L’ex-président de la Chambre des députés bolivienne, Freddy Mamani, a été arrêté lundi 27 juillet à La Paz, à la sortie de l’établissement scolaire où il enseigne, et transféré aux locaux de la police anticriminalité. Son arrestation s’inscrit dans la répression du mouvement des blocages routiers qui ont duré 53 jours entre mai et juin 2026. Son avocat dénonce une arrestation illégale, effectuée sans citation préalable.
L’ex-président Evo Morales a réagi sur X, qualifiant l’arrestation d’illégale et exprimant sa solidarité avec Mamani et sa famille. Il dénonce une instrumentalisation de la justice visant à faire taire les voix qui critiquent les politiques antipopulaires du gouvernement de Rodrigo Paz, et à détourner l’attention de plusieurs scandales en cours : pénurie de carburant, affaires de « narcomadera » et de contrebande d’or, avec des liens allégués entre le président, des ministres et ces affaires.

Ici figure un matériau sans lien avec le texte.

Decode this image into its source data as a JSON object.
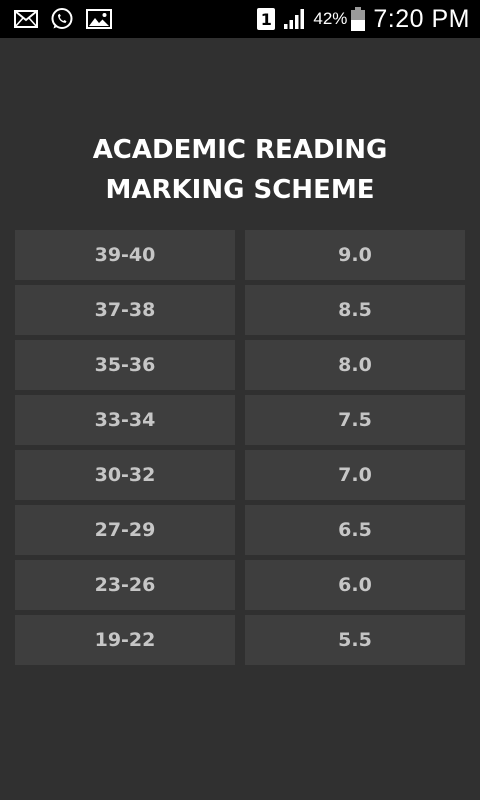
{
  "status_bar": {
    "icons_left": [
      "mail-icon",
      "whatsapp-icon",
      "image-icon"
    ],
    "sim_label": "1",
    "battery_percent": "42%",
    "time": "7:20 PM"
  },
  "title": {
    "line1": "ACADEMIC READING",
    "line2": "MARKING SCHEME"
  },
  "scheme": [
    {
      "score": "39-40",
      "band": "9.0"
    },
    {
      "score": "37-38",
      "band": "8.5"
    },
    {
      "score": "35-36",
      "band": "8.0"
    },
    {
      "score": "33-34",
      "band": "7.5"
    },
    {
      "score": "30-32",
      "band": "7.0"
    },
    {
      "score": "27-29",
      "band": "6.5"
    },
    {
      "score": "23-26",
      "band": "6.0"
    },
    {
      "score": "19-22",
      "band": "5.5"
    }
  ],
  "colors": {
    "background": "#303030",
    "cell": "#3e3e3e",
    "cell_text": "#c6c6c6",
    "title": "#ffffff",
    "status_bar": "#000000"
  }
}
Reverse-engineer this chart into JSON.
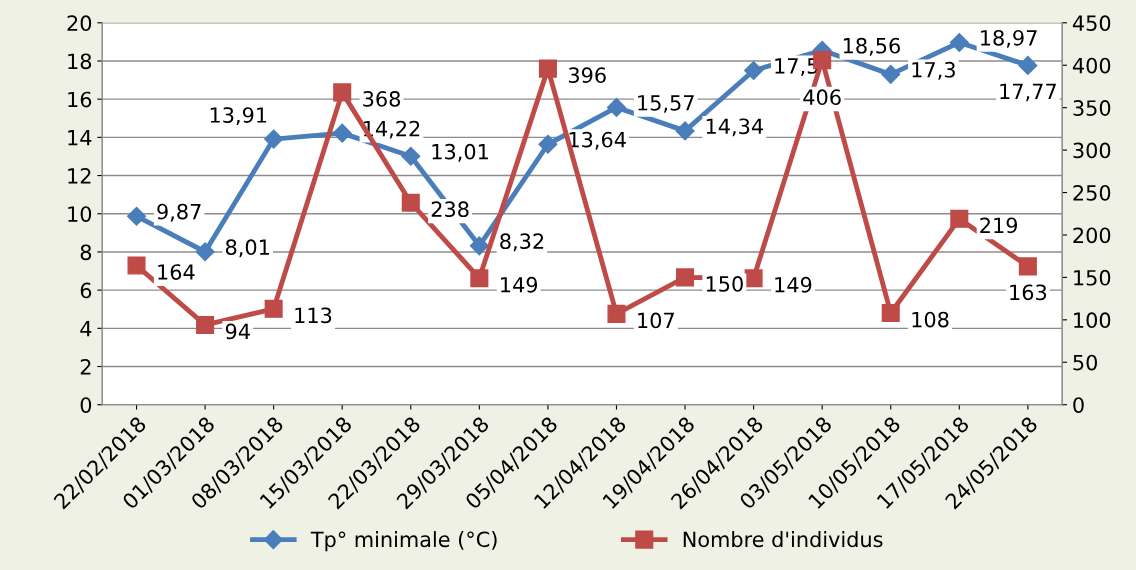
{
  "chart_data": {
    "type": "line",
    "categories": [
      "22/02/2018",
      "01/03/2018",
      "08/03/2018",
      "15/03/2018",
      "22/03/2018",
      "29/03/2018",
      "05/04/2018",
      "12/04/2018",
      "19/04/2018",
      "26/04/2018",
      "03/05/2018",
      "10/05/2018",
      "17/05/2018",
      "24/05/2018"
    ],
    "series": [
      {
        "name": "Tp° minimale (°C)",
        "color": "#4a7ebb",
        "marker": "diamond",
        "values": [
          9.87,
          8.01,
          13.91,
          14.22,
          13.01,
          8.32,
          13.64,
          15.57,
          14.34,
          17.5,
          18.56,
          17.3,
          18.97,
          17.77
        ],
        "value_labels": [
          "9,87",
          "8,01",
          "13,91",
          "14,22",
          "13,01",
          "8,32",
          "13,64",
          "15,57",
          "14,34",
          "17,5",
          "18,56",
          "17,3",
          "18,97",
          "17,77"
        ]
      },
      {
        "name": "Nombre d'individus",
        "color": "#be4b48",
        "marker": "square",
        "axis": "y2",
        "values": [
          164,
          94,
          113,
          368,
          238,
          149,
          396,
          107,
          150,
          149,
          406,
          108,
          219,
          163
        ],
        "value_labels": [
          "164",
          "94",
          "113",
          "368",
          "238",
          "149",
          "396",
          "107",
          "150",
          "149",
          "406",
          "108",
          "219",
          "163"
        ]
      }
    ],
    "ylim": [
      0,
      20
    ],
    "yticks": [
      0,
      2,
      4,
      6,
      8,
      10,
      12,
      14,
      16,
      18,
      20
    ],
    "y2lim": [
      0,
      450
    ],
    "y2ticks": [
      0,
      50,
      100,
      150,
      200,
      250,
      300,
      350,
      400,
      450
    ],
    "grid": "y",
    "legend": "bottom",
    "line_style": "solid"
  }
}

Ces scandales sont réels et documentés. Les autorités chiliennes ont saisi 108 tonnes de drogue dissimulées dans des cargaisons de bois exportées de Bolivie, ce qui a conduit le vice-président bolivien Édman Lara à mettre en cause publiquement l’entourage de Rodrigo Paz. Une tentative d’exportation illégale de près de 190 kg d’or a par ailleurs été déjouée à l’aéroport de Viru Viru, avec la libération controversée de cinq suspects initialement arrêtés.

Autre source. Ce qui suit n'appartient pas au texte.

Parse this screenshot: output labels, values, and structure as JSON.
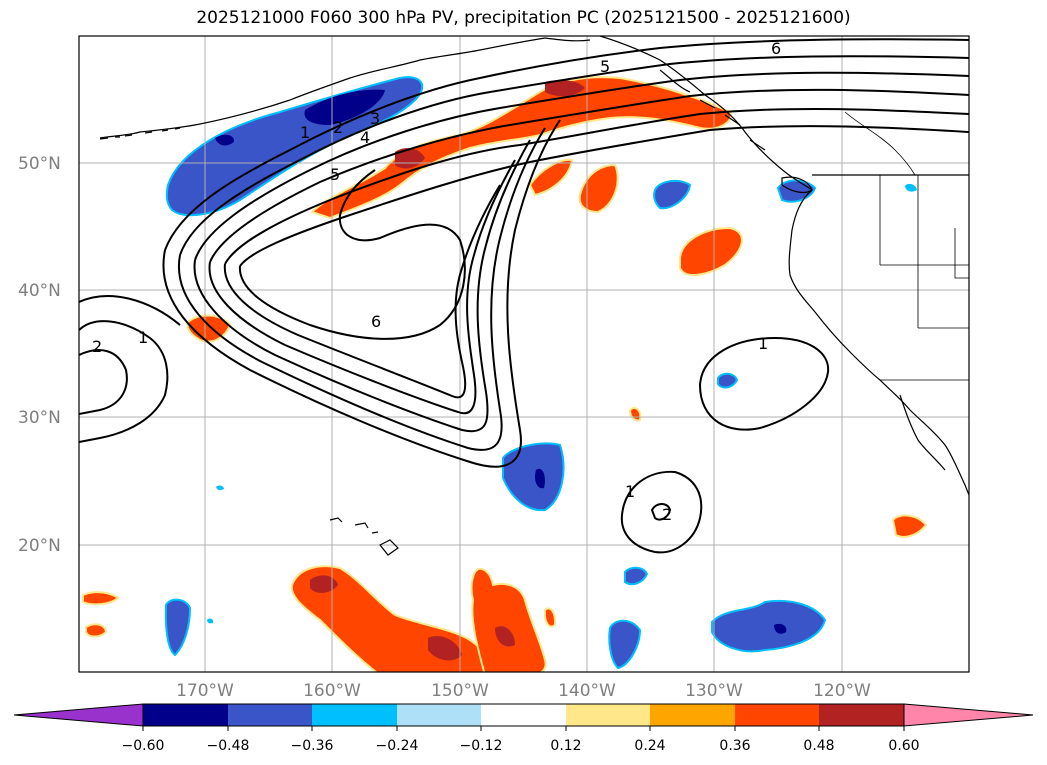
{
  "title": "2025121000 F060 300 hPa PV, precipitation PC (2025121500 - 2025121600)",
  "map": {
    "lat_labels": [
      "50°N",
      "40°N",
      "30°N",
      "20°N"
    ],
    "lon_labels": [
      "170°W",
      "160°W",
      "150°W",
      "140°W",
      "130°W",
      "120°W"
    ],
    "contour_labels": [
      "6",
      "5",
      "1",
      "2",
      "3",
      "4",
      "5",
      "6",
      "1",
      "2",
      "1",
      "1",
      "2"
    ]
  },
  "colorbar": {
    "ticks": [
      "−0.60",
      "−0.48",
      "−0.36",
      "−0.24",
      "−0.12",
      "0.12",
      "0.24",
      "0.36",
      "0.48",
      "0.60"
    ],
    "colors": [
      "#9932cc",
      "#00008b",
      "#3a55c8",
      "#00bfff",
      "#aee0f7",
      "#ffffff",
      "#ffe78a",
      "#ffa500",
      "#ff4500",
      "#b22222",
      "#ff85aa"
    ]
  },
  "colors": {
    "strong_positive": "#ff4500",
    "very_strong_positive": "#b22222",
    "strong_negative": "#3a55c8",
    "very_strong_negative": "#00008b",
    "weak_negative": "#00bfff",
    "weak_positive": "#ffe78a",
    "grid": "#b0b0b0",
    "land_outline": "#000000"
  }
}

Mamani, enseignant et figure de l’aile gauche proche d’Evo Morales, est visé par une enquête pour instigation à commettre un délit et terrorisme, liée aux blocages de mai-juin qui réclamaient le départ du gouvernement Paz. Son arrestation s’ajoute à une série de mesures répressives visant des dirigeants du MAS depuis le début du conflit.